Let me begin by apologizing for my mistake. I copied the readings intended for today but used them accidentally in yesterday’s Lenten Blog. So now I am copying yesterday’s biblical selections for today’s post.
Jeremiah is confined “in the court of the guard that was in the palace of the king of Judah.” This was a rather practical decision on the king’s part. The Babylonian army had already marched through the lands of Israel and Judah and were now besieging the capital city of Jerusalem. The situation was obviously dire. The city’s defenders did not need to have a prophet running around Jerusalem telling everyone that their cause was hopeless, that the city would fall to the Babylonians and the king would be dethroned and taken away captive.

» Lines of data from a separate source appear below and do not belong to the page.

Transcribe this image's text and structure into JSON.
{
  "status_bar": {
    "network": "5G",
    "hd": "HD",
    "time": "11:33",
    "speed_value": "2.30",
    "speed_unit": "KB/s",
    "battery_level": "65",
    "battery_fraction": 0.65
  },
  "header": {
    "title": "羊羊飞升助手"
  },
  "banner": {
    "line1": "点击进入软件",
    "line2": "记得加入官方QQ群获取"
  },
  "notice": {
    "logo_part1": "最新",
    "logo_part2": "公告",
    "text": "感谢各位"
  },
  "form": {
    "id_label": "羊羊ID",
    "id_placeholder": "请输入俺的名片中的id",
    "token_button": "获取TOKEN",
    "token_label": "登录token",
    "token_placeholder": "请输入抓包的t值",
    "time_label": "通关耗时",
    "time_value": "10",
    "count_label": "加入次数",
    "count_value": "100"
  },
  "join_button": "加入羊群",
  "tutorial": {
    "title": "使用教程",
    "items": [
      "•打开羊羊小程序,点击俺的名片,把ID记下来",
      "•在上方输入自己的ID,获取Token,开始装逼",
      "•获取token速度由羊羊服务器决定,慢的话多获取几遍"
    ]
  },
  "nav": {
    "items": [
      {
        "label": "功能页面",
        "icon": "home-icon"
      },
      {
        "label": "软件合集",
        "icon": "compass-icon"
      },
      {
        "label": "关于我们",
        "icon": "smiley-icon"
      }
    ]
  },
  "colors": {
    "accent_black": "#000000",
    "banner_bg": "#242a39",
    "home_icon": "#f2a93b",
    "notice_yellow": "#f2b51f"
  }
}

Neither did Jeremiah relish this task of preaching defeat and destruction. The Book of Jeremiah is probably the most psychologically revealing of any in the Bible. Jeremiah gives utterance to his internal conflicts that arise as he remains faithful to God’s word while simultaneously regretting what is revealed. In today’s passage, however, there is a prophetic compromise between the two.
Jeremiah’s nephew asks him to purchase a field that he owns. The field is already within the control of the occupying Babylonian army and yet Jeremiah buys it. This is testimony of future restoration. Yahweh has revealed through Jeremiah that the nation will collapse, but through this act Yahweh also promises that this destruction is not final. There will be a time of return and Yahweh promises, “They shall be my people, and I will be their God.”

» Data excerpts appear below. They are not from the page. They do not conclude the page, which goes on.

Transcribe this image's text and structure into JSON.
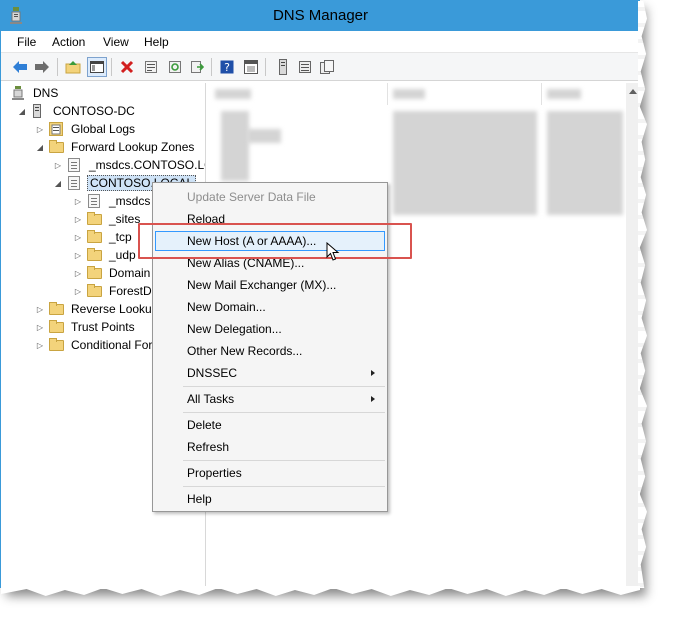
{
  "window": {
    "title": "DNS Manager"
  },
  "menubar": {
    "items": [
      "File",
      "Action",
      "View",
      "Help"
    ]
  },
  "toolbar": {
    "icons": [
      "back-arrow-icon",
      "forward-arrow-icon",
      "up-folder-icon",
      "show-hide-tree-icon",
      "delete-icon",
      "properties-icon",
      "refresh-icon",
      "export-icon",
      "help-icon",
      "console-icon",
      "server-icon",
      "list-icon",
      "records-icon"
    ]
  },
  "tree": {
    "root": "DNS",
    "server": "CONTOSO-DC",
    "global_logs": "Global Logs",
    "forward_zones": "Forward Lookup Zones",
    "msdcs_zone": "_msdcs.CONTOSO.LO",
    "contoso_zone": "CONTOSO.LOCAL",
    "msdcs": "_msdcs",
    "sites": "_sites",
    "tcp": "_tcp",
    "udp": "_udp",
    "domain_dns": "Domain",
    "forest_dns": "ForestDn",
    "reverse_zones": "Reverse Lookup",
    "trust_points": "Trust Points",
    "conditional": "Conditional For"
  },
  "context_menu": {
    "update_server": "Update Server Data File",
    "reload": "Reload",
    "new_host": "New Host (A or AAAA)...",
    "new_alias": "New Alias (CNAME)...",
    "new_mx": "New Mail Exchanger (MX)...",
    "new_domain": "New Domain...",
    "new_delegation": "New Delegation...",
    "other_records": "Other New Records...",
    "dnssec": "DNSSEC",
    "all_tasks": "All Tasks",
    "delete": "Delete",
    "refresh": "Refresh",
    "properties": "Properties",
    "help": "Help"
  },
  "colors": {
    "titlebar": "#3a9ad9",
    "highlight_box": "#d9534f",
    "menu_hover": "#e5f1fb",
    "menu_hover_border": "#3399ff"
  }
}
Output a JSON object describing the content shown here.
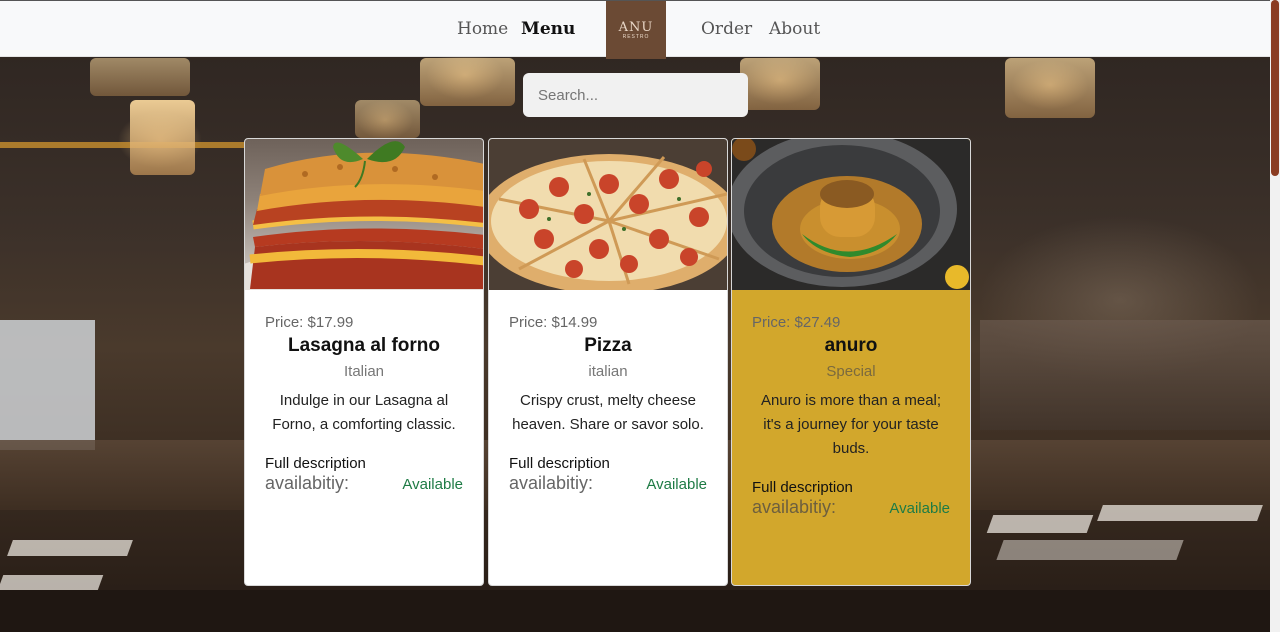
{
  "nav": {
    "links": [
      "Home",
      "Menu",
      "Order",
      "About"
    ],
    "logo_text": "ANU",
    "logo_sub": "RESTRO"
  },
  "search": {
    "placeholder": "Search..."
  },
  "cards": [
    {
      "price": "Price: $17.99",
      "name": "Lasagna al forno",
      "category": "Italian",
      "description": "Indulge in our Lasagna al Forno, a comforting classic.",
      "full_label": "Full description",
      "availability_label": "availabitiy:",
      "availability_status": "Available",
      "image_icon": "lasagna-photo"
    },
    {
      "price": "Price: $14.99",
      "name": "Pizza",
      "category": "italian",
      "description": "Crispy crust, melty cheese heaven. Share or savor solo.",
      "full_label": "Full description",
      "availability_label": "availabitiy:",
      "availability_status": "Available",
      "image_icon": "pizza-photo"
    },
    {
      "price": "Price: $27.49",
      "name": "anuro",
      "category": "Special",
      "description": "Anuro is more than a meal; it's a journey for your taste buds.",
      "full_label": "Full description",
      "availability_label": "availabitiy:",
      "availability_status": "Available",
      "image_icon": "anuro-photo"
    }
  ],
  "colors": {
    "special_card": "#d2a72c",
    "available": "#1e7b45",
    "logo_bg": "#6b4a34",
    "scroll_thumb": "#8b3c22"
  }
}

In today’s Gospel passage, Jesus shares the extraordinary message of restoration. Death is not final as the Sadducees believed. Death’s destruction would give way to eternal life. Death would not only be defeated by life’s restoration, but death would be a passage to an entirely new existence. Physical descriptions will become inadequate. Social conventions will no longer suffice. Rather, says Jesus, “For in the resurrection they neither marry nor are given in marriage, but are like angels in heaven.”
Jeremiah’s prophecy brought hope to people under siege by allowing them to believe that they would someday return. Jeremiah’s purchase of his nephew’s land gives evidence of a return to normalcy. Jesus’ prophecy, on the other hand, is a radical departure from the normal. Jesus’ promise is a revelation of an entirely different existence.

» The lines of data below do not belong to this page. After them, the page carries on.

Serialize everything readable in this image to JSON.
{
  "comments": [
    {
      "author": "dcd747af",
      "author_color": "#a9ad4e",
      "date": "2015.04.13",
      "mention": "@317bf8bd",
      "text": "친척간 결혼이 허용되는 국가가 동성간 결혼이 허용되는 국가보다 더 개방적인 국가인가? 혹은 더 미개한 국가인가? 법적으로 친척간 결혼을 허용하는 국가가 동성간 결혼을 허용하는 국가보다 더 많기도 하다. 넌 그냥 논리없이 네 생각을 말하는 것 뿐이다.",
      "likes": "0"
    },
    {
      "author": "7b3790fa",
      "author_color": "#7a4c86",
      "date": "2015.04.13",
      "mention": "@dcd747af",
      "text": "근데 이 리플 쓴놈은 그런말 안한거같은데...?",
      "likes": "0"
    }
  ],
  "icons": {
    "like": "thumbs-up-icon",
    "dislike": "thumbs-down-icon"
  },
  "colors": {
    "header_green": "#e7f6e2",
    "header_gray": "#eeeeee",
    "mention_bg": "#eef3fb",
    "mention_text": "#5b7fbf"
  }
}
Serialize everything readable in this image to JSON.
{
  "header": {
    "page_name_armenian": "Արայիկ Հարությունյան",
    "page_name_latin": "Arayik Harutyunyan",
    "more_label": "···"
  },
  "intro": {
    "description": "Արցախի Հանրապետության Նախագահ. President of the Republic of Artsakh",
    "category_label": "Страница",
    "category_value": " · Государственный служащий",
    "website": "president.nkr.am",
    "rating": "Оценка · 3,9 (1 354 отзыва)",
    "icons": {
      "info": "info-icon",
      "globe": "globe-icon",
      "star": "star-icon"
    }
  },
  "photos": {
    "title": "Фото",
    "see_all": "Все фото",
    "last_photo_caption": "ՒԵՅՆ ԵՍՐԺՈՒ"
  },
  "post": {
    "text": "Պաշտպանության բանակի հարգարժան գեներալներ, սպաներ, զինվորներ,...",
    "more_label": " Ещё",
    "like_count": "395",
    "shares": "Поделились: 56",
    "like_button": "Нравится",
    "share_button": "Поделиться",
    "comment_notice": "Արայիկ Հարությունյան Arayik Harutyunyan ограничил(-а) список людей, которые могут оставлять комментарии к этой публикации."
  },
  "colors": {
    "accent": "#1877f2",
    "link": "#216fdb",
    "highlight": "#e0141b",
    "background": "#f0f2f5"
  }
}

May Lent’s focus on Jesus’ death help us to deal with, one, our mortality, and two, the meanness and savagery of this world. Jerusalem would fall during Jeremiah’s ministry, but it would be rebuilt. Jesus will die on Good Friday, but it is called “Good” because His death promises eternal life and also a different life in this world. Just as Jeremiah’s purchase of a piece of occupied land sent a message of hope so may Jesus’ life-affirming death help us to deal with yet another school shooting, yet more children sacrificed because we cannot control guns but let guns control us. May the cross be like Jeremiah’s land purchase, a sign of a better future. May it give us hope that those six murdered by another gun-wielding murderer, three just 9 years old, may find that other life that surpasses all our descriptions.